Embora a Venezuela não esteja em
guerra, nem mesmo em guerra civil, esta é uma fotografia de guerra. É, formalmente, bastante
simples — meio caminho andado para a sua qualidade geral. As cores dominantes
são o amarelo das chamas e o vermelho delas e da luz que projectam, nomeadamente
sobre uma parede de tijolos vermelhos e umas portinholas que, se não são
encarnadas, encarnadas ficam com a luz do fogo. As chamas prolongam-se, formam
um rasto e, ao fundo, há também chamas para lá dum gradeamento.
O
homem, que a máscara torna anónimo, corre da esquerda para a
direita, do passado para o futuro. Corre para longe do mal, do fogo. Corre na
mesma direcção da pistola pintada na parede de tijolos. Essa pistola aponta o
futuro, negro como o passado no canto oposto. É uma pequena pintura mural
irónica: a pistola dispara a palavra “paz”. O homem também esteve no meio da
violência e foge agora da violência em busca de paz. A mão direita do homem
mimetiza a posição e a orientação da pistola. É uma mão que pensaríamos fazer
um gesto delicado se não percebêssemos que é um gesto de medo e dor. Para onde
a pistola vai, vai a mão do homem. Entre aquele passado e aquele futuro, no
presente passa um homem que arde. A imagem faz recordar as fotografias de
monges asiáticos imolando-se como forma de protesto, pesadelos visuais que nos
perseguem há mais de meio século. Numa ou noutra, os suicidas ficam quietos no
seu sacrifício, mas em 2012 um homem que se imolou teve o mesmo gesto do
venezuelano: correr, fugir do fogo que se cola às roupas, que em breve
capturará a pele, o corpo. Fugir do próprio corpo. (Fig.2)
Ao
contrário
dos monges asiáticos, o venezuelano não se imolou. Pela fotografia, não o
sabemos, mas adivinha-se. O movimento do corpo de José Salazar acompanha a
diagonal entre o canto inferior esquerdo e o canto superior direito; o braço
visível acompanha o sentido da diagonal inversa. Esse posicionamento dá
equilíbrio à imagem. Verticalmente, as duas metades contrastam claramente, o
que dá uma nitidez de significado à imagem: de um lado as chamas, do outro a
parede vermelha.
Apesar
do horror da situação, é o
elemento estético
o que motiva a escolha como foto do ano. A presidente do júri, Magdalena
Herrera, disse que “é uma foto clássica, mas tem uma energia e dinâmica
instantâneas. As cores, o movimento, e está muito bem composta, tem força.”

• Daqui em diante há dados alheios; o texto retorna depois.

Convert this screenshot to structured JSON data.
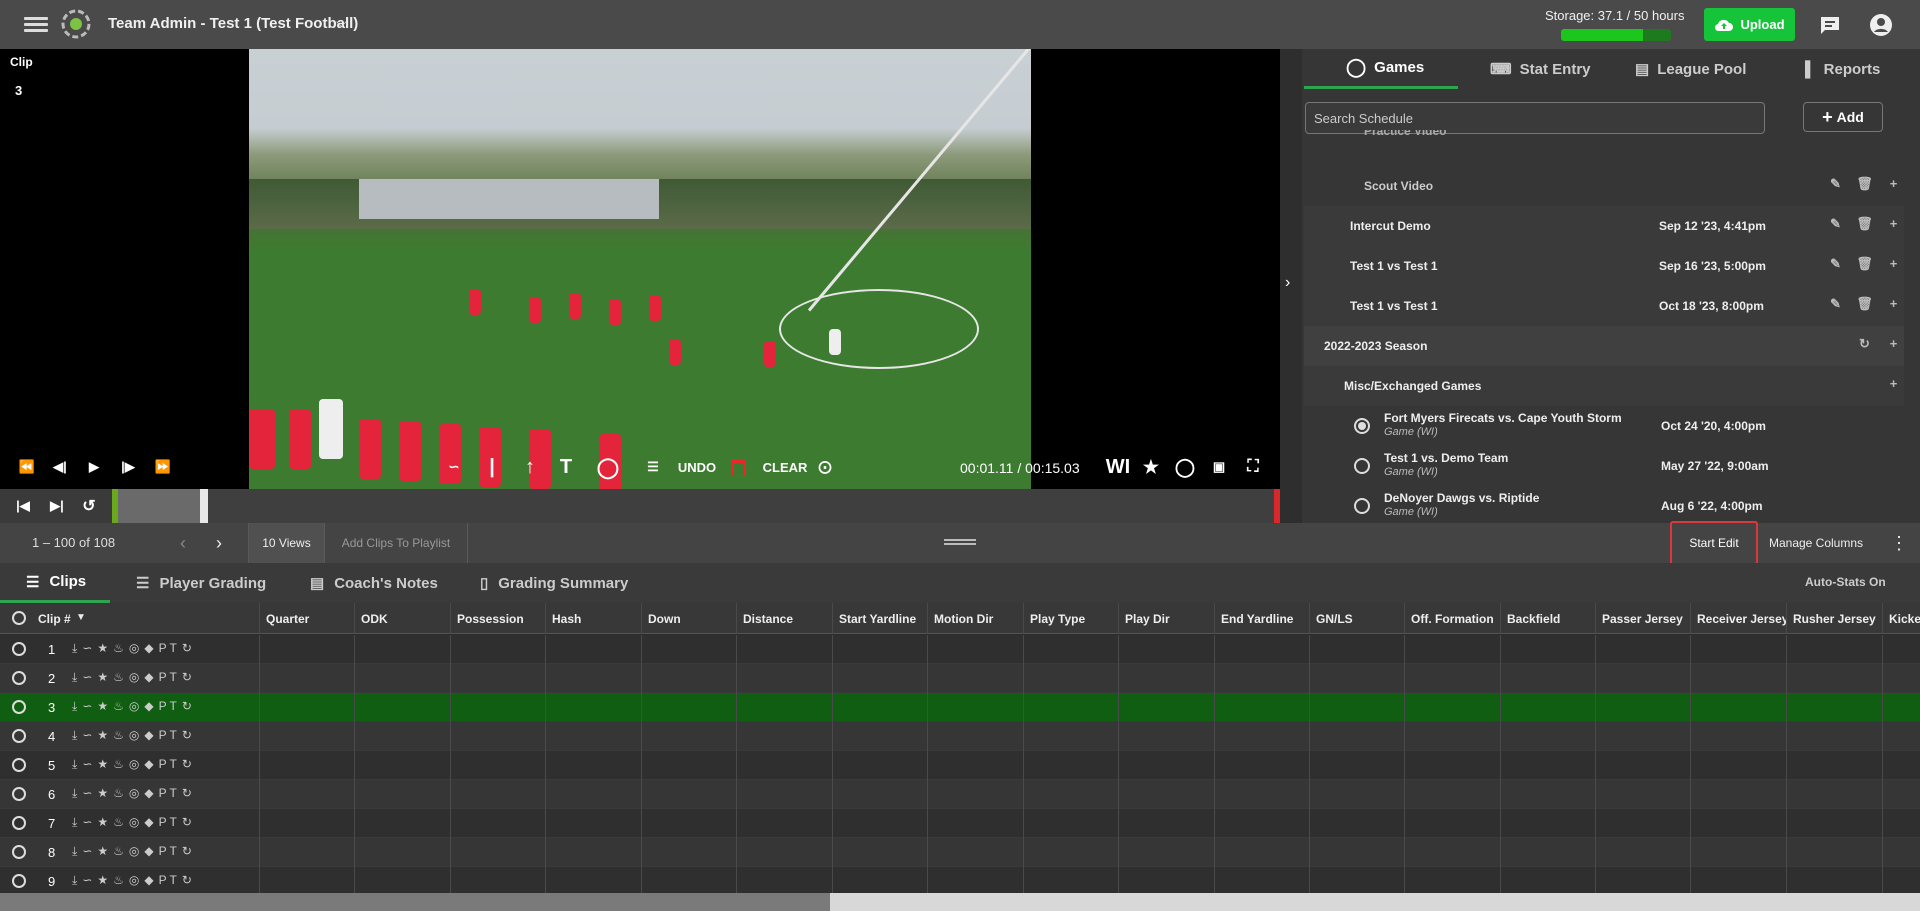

Imagem clássica: no centro de “Escapan entre las llamas”, um dos Desastres da
Guerra, de Goya (cerca de 1810-14), também um homem corre com as chamas atrás,
na mesma posição de José Salazar, ambos irreconhecíveis, ambos em locais não
identificáveis. (Fig.3)
Whitney C. Johnson, outro membro do júri,
disse que a fotografia é “muito simbólica”, pela presença da máscara na cara do
homem. “Ele acaba por representar não apenas ele mesmo e ele mesmo ardendo, mas
como que esta ideia da Venezuela ardendo”. Eman Mohammed, um terceiro membro do
júri, igualmente sublinhou o simbolismo da fotografia: “ela dá-nos aquele sentido
de mais poder para o povo. Para os que se pronunciam.”
Compreende-se que os jurados tenham
justificado o prémio acentuando o valor simbólico da
imagem; tem sido habitual as fotografias premiadas apresentarem mais contexto
da situação retratada do que esta.
Mostrar os referentes e simbolizá-los,
atribuir-lhes significado(s), é uma característica bastante associada ao
foto-jornalismo; todavia, tem sido mais frequente que a imagem singularize um
detalhe da realidade, conseguindo, ao mesmo tempo, mostrar uma parte mais ampla
dessa realidade. Isto é, ao observá-la sabemos ou intuímos o onde e o quando do
evento. Nesta foto, há apenas o horror de um homem que arde, sem que se possa
contextualizar. A imagem é de tal forma reveladora do horror que o júri optou
por escolhê-la. Todavia, é uma fotografia que necessita, mais do que outras, da
âncora do texto verbal: quem é o homem, onde está, quando foi isto, o que
aconteceu e, até, o que lhe aconteceu. Ela não responde a nenhuma das perguntas
a que o jornalismo deve responder e, por extensão, o fotojornalismo: quem,
quando, onde, o quê e porquê. O observador fica de tal forma longe da realidade
ampla em que o evento mostrado se enquadra que a fotografia não chega a
tornar-se “exemplar”, ou parte do todo, sem a ajuda da muleta verbal.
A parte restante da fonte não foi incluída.